Quando você está atuando, provavelmente tem o diretor em mente. Mas aqui, você tinha o Pablo bem ali.
Angelina Jolie: Sim. Estávamos juntos no palco da ópera. Estávamos no camarim. Eu estava chorando muito, e ele estava sentado ao meu lado.
Pablo Larraín: Isso reduziu drasticamente o número de tomadas. Eu quase nunca ia ao monitor para checar o andamento da gravação, porque eu simplesmente a via. Não se trata apenas da visão, mas de uma experiência física. Você vê tudo. Funciona.

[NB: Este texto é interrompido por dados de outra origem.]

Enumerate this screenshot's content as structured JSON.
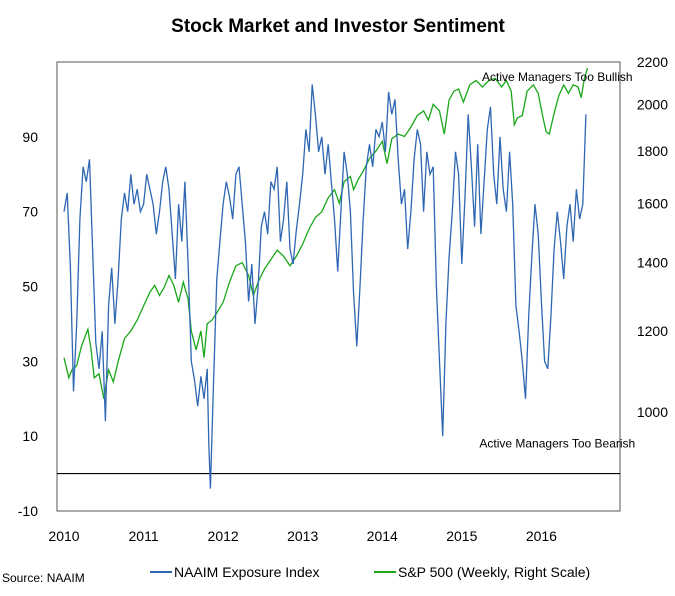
{
  "chart_data": {
    "type": "line",
    "title": "Stock Market and Investor Sentiment",
    "source": "Source: NAAIM",
    "x_tick_labels": [
      "2010",
      "2011",
      "2012",
      "2013",
      "2014",
      "2015",
      "2016"
    ],
    "x_range": [
      2010.0,
      2016.9
    ],
    "y_left": {
      "tick_labels": [
        "-10",
        "10",
        "30",
        "50",
        "70",
        "90"
      ],
      "ticks": [
        -10,
        10,
        30,
        50,
        70,
        90
      ],
      "range": [
        -10,
        110
      ]
    },
    "y_right": {
      "tick_labels": [
        "1000",
        "1200",
        "1400",
        "1600",
        "1800",
        "2000",
        "2200"
      ],
      "ticks": [
        1000,
        1200,
        1400,
        1600,
        1800,
        2000,
        2200
      ],
      "range": [
        800,
        2200
      ],
      "scale": "log"
    },
    "reference_line": {
      "axis": "left",
      "value": 0
    },
    "annotations": [
      {
        "text": "Active Managers Too Bullish",
        "x": 2016.2,
        "y": 106,
        "axis": "left"
      },
      {
        "text": "Active Managers Too Bearish",
        "x": 2016.2,
        "y": 8,
        "axis": "left"
      }
    ],
    "legend_position": "bottom",
    "series": [
      {
        "name": "NAAIM Exposure Index",
        "axis": "left",
        "color": "#2e67b3",
        "points": [
          [
            2010.0,
            70
          ],
          [
            2010.04,
            75
          ],
          [
            2010.08,
            55
          ],
          [
            2010.12,
            22
          ],
          [
            2010.16,
            40
          ],
          [
            2010.2,
            68
          ],
          [
            2010.24,
            82
          ],
          [
            2010.28,
            78
          ],
          [
            2010.32,
            84
          ],
          [
            2010.36,
            60
          ],
          [
            2010.4,
            35
          ],
          [
            2010.44,
            28
          ],
          [
            2010.48,
            38
          ],
          [
            2010.52,
            14
          ],
          [
            2010.56,
            45
          ],
          [
            2010.6,
            55
          ],
          [
            2010.64,
            40
          ],
          [
            2010.68,
            52
          ],
          [
            2010.72,
            68
          ],
          [
            2010.76,
            75
          ],
          [
            2010.8,
            70
          ],
          [
            2010.84,
            80
          ],
          [
            2010.88,
            72
          ],
          [
            2010.92,
            76
          ],
          [
            2010.96,
            70
          ],
          [
            2011.0,
            72
          ],
          [
            2011.04,
            80
          ],
          [
            2011.08,
            76
          ],
          [
            2011.12,
            72
          ],
          [
            2011.16,
            64
          ],
          [
            2011.2,
            70
          ],
          [
            2011.24,
            78
          ],
          [
            2011.28,
            82
          ],
          [
            2011.32,
            76
          ],
          [
            2011.36,
            64
          ],
          [
            2011.4,
            52
          ],
          [
            2011.44,
            72
          ],
          [
            2011.48,
            62
          ],
          [
            2011.52,
            78
          ],
          [
            2011.56,
            56
          ],
          [
            2011.6,
            30
          ],
          [
            2011.64,
            25
          ],
          [
            2011.68,
            18
          ],
          [
            2011.72,
            26
          ],
          [
            2011.76,
            20
          ],
          [
            2011.8,
            28
          ],
          [
            2011.82,
            8
          ],
          [
            2011.84,
            -4
          ],
          [
            2011.88,
            25
          ],
          [
            2011.92,
            52
          ],
          [
            2011.96,
            62
          ],
          [
            2012.0,
            72
          ],
          [
            2012.04,
            78
          ],
          [
            2012.08,
            74
          ],
          [
            2012.12,
            68
          ],
          [
            2012.16,
            80
          ],
          [
            2012.2,
            82
          ],
          [
            2012.24,
            72
          ],
          [
            2012.28,
            62
          ],
          [
            2012.32,
            46
          ],
          [
            2012.36,
            56
          ],
          [
            2012.4,
            40
          ],
          [
            2012.44,
            50
          ],
          [
            2012.48,
            66
          ],
          [
            2012.52,
            70
          ],
          [
            2012.56,
            64
          ],
          [
            2012.6,
            78
          ],
          [
            2012.64,
            76
          ],
          [
            2012.68,
            82
          ],
          [
            2012.72,
            62
          ],
          [
            2012.76,
            68
          ],
          [
            2012.8,
            78
          ],
          [
            2012.84,
            60
          ],
          [
            2012.88,
            56
          ],
          [
            2012.92,
            65
          ],
          [
            2012.96,
            72
          ],
          [
            2013.0,
            80
          ],
          [
            2013.04,
            92
          ],
          [
            2013.08,
            86
          ],
          [
            2013.12,
            104
          ],
          [
            2013.16,
            96
          ],
          [
            2013.2,
            86
          ],
          [
            2013.24,
            90
          ],
          [
            2013.28,
            80
          ],
          [
            2013.32,
            88
          ],
          [
            2013.36,
            78
          ],
          [
            2013.4,
            68
          ],
          [
            2013.44,
            54
          ],
          [
            2013.48,
            70
          ],
          [
            2013.52,
            86
          ],
          [
            2013.56,
            80
          ],
          [
            2013.6,
            70
          ],
          [
            2013.64,
            48
          ],
          [
            2013.68,
            34
          ],
          [
            2013.72,
            50
          ],
          [
            2013.76,
            68
          ],
          [
            2013.8,
            82
          ],
          [
            2013.84,
            88
          ],
          [
            2013.88,
            82
          ],
          [
            2013.92,
            92
          ],
          [
            2013.96,
            90
          ],
          [
            2014.0,
            94
          ],
          [
            2014.04,
            86
          ],
          [
            2014.08,
            102
          ],
          [
            2014.12,
            96
          ],
          [
            2014.16,
            100
          ],
          [
            2014.2,
            84
          ],
          [
            2014.24,
            72
          ],
          [
            2014.28,
            76
          ],
          [
            2014.32,
            60
          ],
          [
            2014.36,
            70
          ],
          [
            2014.4,
            84
          ],
          [
            2014.44,
            92
          ],
          [
            2014.48,
            88
          ],
          [
            2014.52,
            70
          ],
          [
            2014.56,
            86
          ],
          [
            2014.6,
            80
          ],
          [
            2014.64,
            82
          ],
          [
            2014.68,
            50
          ],
          [
            2014.72,
            30
          ],
          [
            2014.76,
            10
          ],
          [
            2014.8,
            40
          ],
          [
            2014.84,
            58
          ],
          [
            2014.88,
            70
          ],
          [
            2014.92,
            86
          ],
          [
            2014.96,
            80
          ],
          [
            2015.0,
            56
          ],
          [
            2015.04,
            74
          ],
          [
            2015.08,
            96
          ],
          [
            2015.12,
            82
          ],
          [
            2015.16,
            66
          ],
          [
            2015.2,
            88
          ],
          [
            2015.24,
            64
          ],
          [
            2015.28,
            78
          ],
          [
            2015.32,
            92
          ],
          [
            2015.36,
            98
          ],
          [
            2015.4,
            80
          ],
          [
            2015.44,
            72
          ],
          [
            2015.48,
            90
          ],
          [
            2015.52,
            76
          ],
          [
            2015.56,
            70
          ],
          [
            2015.6,
            86
          ],
          [
            2015.64,
            72
          ],
          [
            2015.68,
            45
          ],
          [
            2015.72,
            38
          ],
          [
            2015.76,
            30
          ],
          [
            2015.8,
            20
          ],
          [
            2015.84,
            42
          ],
          [
            2015.88,
            58
          ],
          [
            2015.92,
            72
          ],
          [
            2015.96,
            64
          ],
          [
            2016.0,
            46
          ],
          [
            2016.04,
            30
          ],
          [
            2016.08,
            28
          ],
          [
            2016.12,
            42
          ],
          [
            2016.16,
            60
          ],
          [
            2016.2,
            70
          ],
          [
            2016.24,
            62
          ],
          [
            2016.28,
            52
          ],
          [
            2016.32,
            66
          ],
          [
            2016.36,
            72
          ],
          [
            2016.4,
            62
          ],
          [
            2016.44,
            76
          ],
          [
            2016.48,
            68
          ],
          [
            2016.52,
            72
          ],
          [
            2016.56,
            96
          ]
        ]
      },
      {
        "name": "S&P 500 (Weekly, Right Scale)",
        "axis": "right",
        "color": "#1aa71a",
        "points": [
          [
            2010.0,
            1130
          ],
          [
            2010.06,
            1080
          ],
          [
            2010.1,
            1100
          ],
          [
            2010.16,
            1110
          ],
          [
            2010.22,
            1160
          ],
          [
            2010.3,
            1205
          ],
          [
            2010.34,
            1150
          ],
          [
            2010.38,
            1080
          ],
          [
            2010.44,
            1090
          ],
          [
            2010.5,
            1030
          ],
          [
            2010.56,
            1100
          ],
          [
            2010.62,
            1070
          ],
          [
            2010.68,
            1120
          ],
          [
            2010.76,
            1180
          ],
          [
            2010.84,
            1200
          ],
          [
            2010.92,
            1230
          ],
          [
            2011.0,
            1270
          ],
          [
            2011.08,
            1310
          ],
          [
            2011.14,
            1330
          ],
          [
            2011.2,
            1300
          ],
          [
            2011.26,
            1325
          ],
          [
            2011.32,
            1360
          ],
          [
            2011.38,
            1330
          ],
          [
            2011.44,
            1280
          ],
          [
            2011.5,
            1340
          ],
          [
            2011.56,
            1290
          ],
          [
            2011.6,
            1200
          ],
          [
            2011.66,
            1150
          ],
          [
            2011.72,
            1200
          ],
          [
            2011.76,
            1130
          ],
          [
            2011.8,
            1220
          ],
          [
            2011.86,
            1230
          ],
          [
            2011.92,
            1250
          ],
          [
            2012.0,
            1280
          ],
          [
            2012.08,
            1340
          ],
          [
            2012.16,
            1390
          ],
          [
            2012.24,
            1400
          ],
          [
            2012.32,
            1360
          ],
          [
            2012.38,
            1300
          ],
          [
            2012.44,
            1340
          ],
          [
            2012.52,
            1380
          ],
          [
            2012.6,
            1410
          ],
          [
            2012.68,
            1440
          ],
          [
            2012.76,
            1420
          ],
          [
            2012.84,
            1390
          ],
          [
            2012.92,
            1420
          ],
          [
            2013.0,
            1460
          ],
          [
            2013.08,
            1510
          ],
          [
            2013.16,
            1550
          ],
          [
            2013.24,
            1570
          ],
          [
            2013.32,
            1620
          ],
          [
            2013.4,
            1650
          ],
          [
            2013.46,
            1600
          ],
          [
            2013.52,
            1680
          ],
          [
            2013.6,
            1700
          ],
          [
            2013.64,
            1650
          ],
          [
            2013.7,
            1690
          ],
          [
            2013.76,
            1720
          ],
          [
            2013.84,
            1770
          ],
          [
            2013.92,
            1800
          ],
          [
            2014.0,
            1840
          ],
          [
            2014.06,
            1750
          ],
          [
            2014.12,
            1850
          ],
          [
            2014.2,
            1870
          ],
          [
            2014.28,
            1860
          ],
          [
            2014.36,
            1900
          ],
          [
            2014.44,
            1950
          ],
          [
            2014.52,
            1970
          ],
          [
            2014.58,
            1930
          ],
          [
            2014.64,
            2000
          ],
          [
            2014.72,
            1970
          ],
          [
            2014.78,
            1870
          ],
          [
            2014.84,
            2020
          ],
          [
            2014.9,
            2060
          ],
          [
            2014.96,
            2070
          ],
          [
            2015.02,
            2010
          ],
          [
            2015.1,
            2090
          ],
          [
            2015.18,
            2110
          ],
          [
            2015.26,
            2080
          ],
          [
            2015.34,
            2110
          ],
          [
            2015.42,
            2120
          ],
          [
            2015.5,
            2080
          ],
          [
            2015.56,
            2110
          ],
          [
            2015.62,
            2060
          ],
          [
            2015.66,
            1910
          ],
          [
            2015.7,
            1940
          ],
          [
            2015.76,
            1950
          ],
          [
            2015.82,
            2060
          ],
          [
            2015.9,
            2090
          ],
          [
            2015.96,
            2050
          ],
          [
            2016.02,
            1940
          ],
          [
            2016.06,
            1880
          ],
          [
            2016.1,
            1870
          ],
          [
            2016.16,
            1960
          ],
          [
            2016.22,
            2040
          ],
          [
            2016.28,
            2090
          ],
          [
            2016.34,
            2050
          ],
          [
            2016.4,
            2090
          ],
          [
            2016.46,
            2080
          ],
          [
            2016.5,
            2030
          ],
          [
            2016.54,
            2120
          ],
          [
            2016.58,
            2170
          ]
        ]
      }
    ]
  }
}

Angelina Jolie: É provavelmente por isso que ele extrai tanta intimidade de seus personagens e atores. Quando você assiste aos seus filmes e realmente sente algo com as performances, é porque ele está tão conectado a elas.
Existe alguma diferença entre treinar para cantar ópera e treinar para parecer que você sabe cantar ópera?
Pablo Larraín: Há uma grande diferença. Não é possível enganar na ópera. Não é possível fingir que você está cantando. Ela realmente cantou do começo ao fim. Ela treinou por sete meses para conseguir isso. Não é como tocar um disco e ouvir os Rolling Stones, em que todos conseguem acompanhar a melodia decentemente. Isso não é algo que se possa fazer. É impossível acompanhar as batidas da melodia.
Angelina Jolie: É preciso entrar na onda. É por isso que é tão terapêutico. Você não pode segurar nada. Aqueles que são talentosos o suficiente para realmente fazer isso brilhantemente, são muito especiais. Mal posso esperar para ir novamente. Acho que vamos para Nova York, para assistir Tosca.
Pablo Larraín: Sim.
Você praticou muito seu canto na frente do espelho para saber como estava evoluindo? Talvez até durante a escovação dos dentes, por pura curiosidade?
Angelina Jolie: Não, não fiz isso. Esse é um dos motivos pelos quais não assisto aos meus filmes ou nunca assisto às tomadas quando estou diante das câmeras. É muito importante não ter consciência de si mesmo. Se você é um ator, precisa se livrar de sua vaidade e desse pensamento, parecer tão estranho quanto possível e fazer o que for necessário.
Então não. Eu não sabia como eu me parecia quando estava cantando, até ver o filme e notar como meus lábios tremiam ou o que minha garganta estava fazendo. Eu não fazia ideia de como era isso.
Pablo Larraín: Eu sabia.
Angelina Jolie: Sim, ele sabia [risos]. Eu poderia ter ficado mais hesitante se tivesse me visto fazendo isso.